During the departure, however, an earthquake separates Claire from the rest of her family along with Nalia. Not long after, the island falls to the Japanese army as Nalia hides Ty among the tribes Claire began studying. Claire dedicates herself to retrieving her son. Meanwhile Ty becomes more a creature of the jungle than a child of the empire, seeming to straddle the “primitive” and “civilized.”

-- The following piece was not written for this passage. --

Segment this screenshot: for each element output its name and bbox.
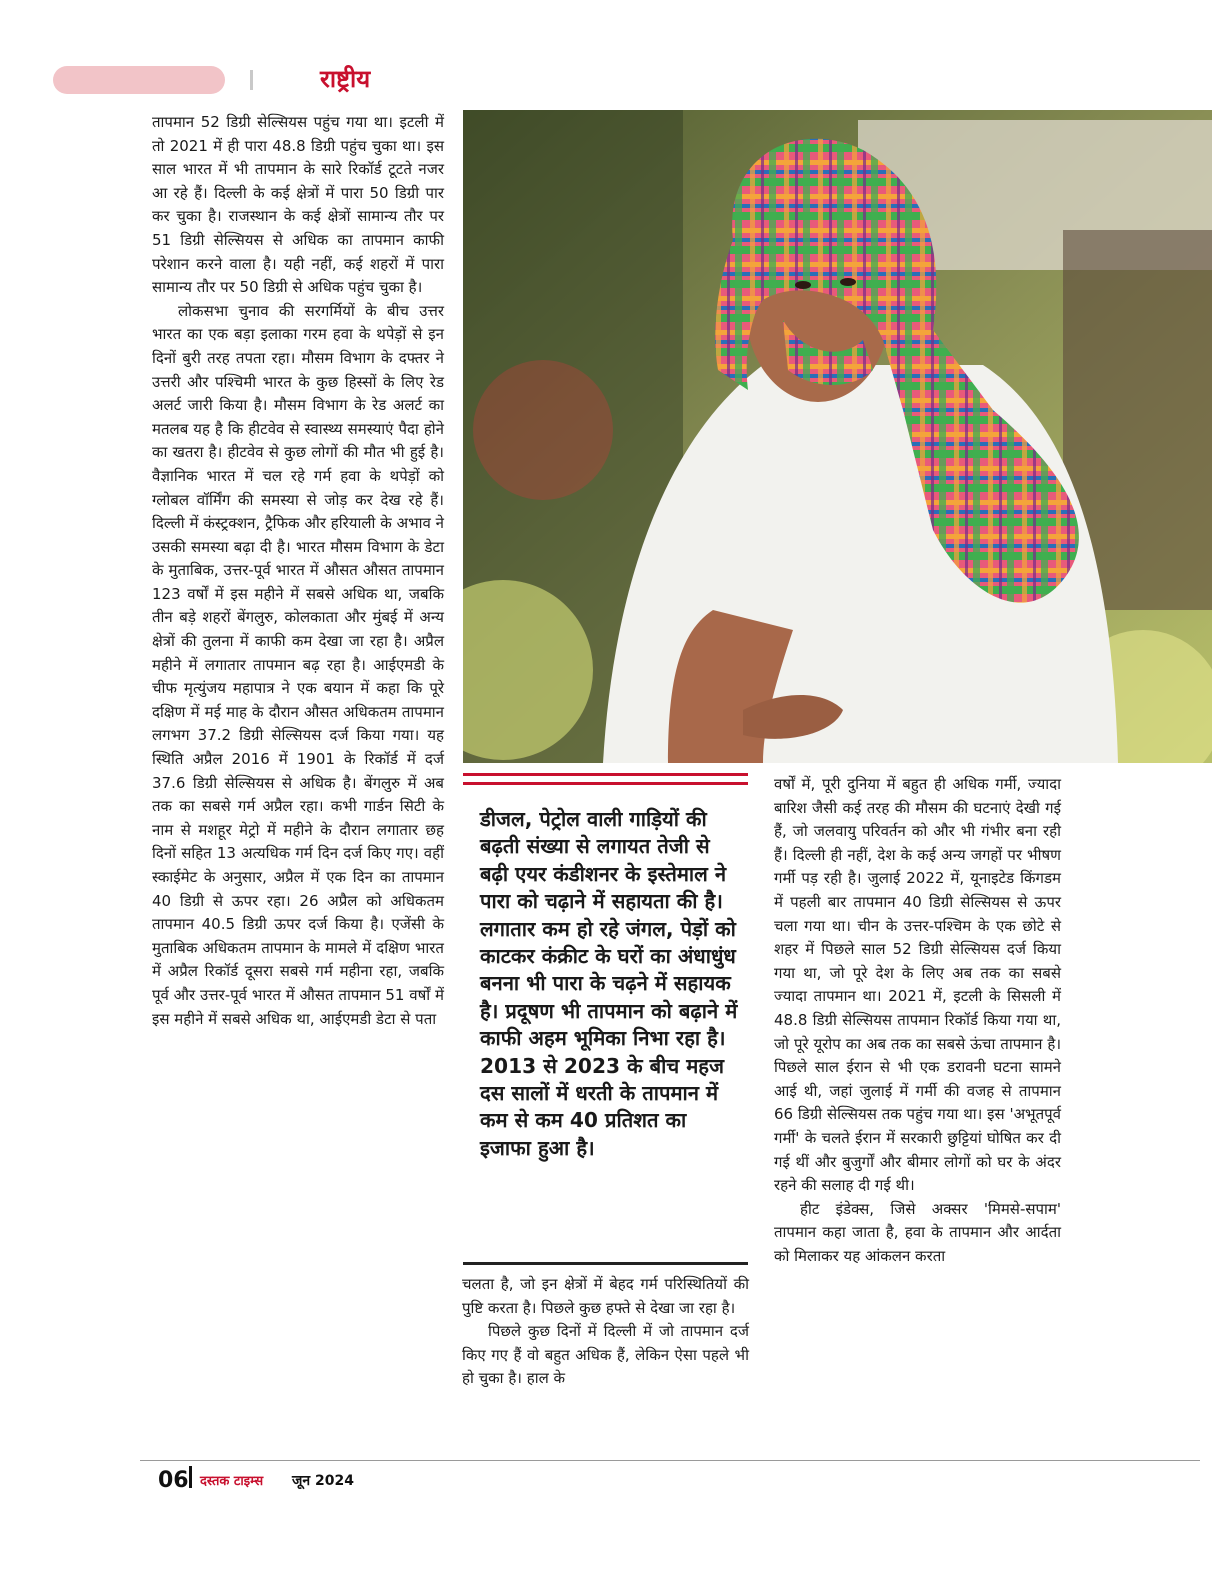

Glorious Boy documents the awakening of Claire as nations dive into World War II. She learns “that ambition is worthless unless it’s rooted in human understanding” and is astute enough to understand that “prosperity” is often aligned with, almost synonymous with “slavery,” that those who are politically powerful and connected find deference to their desires, and that “colonial rules [prove to be] a tyranny of injustice, not to mention ineptitude.”


Glorious Boy by Aimee Liu. Red Hen Press, May 2020.

Reviewer bio: Bill Cushing writes and facilitates a writing group for 9 Bridges. His poetry collection, A Former Life, was released last year by Finishing Line Press.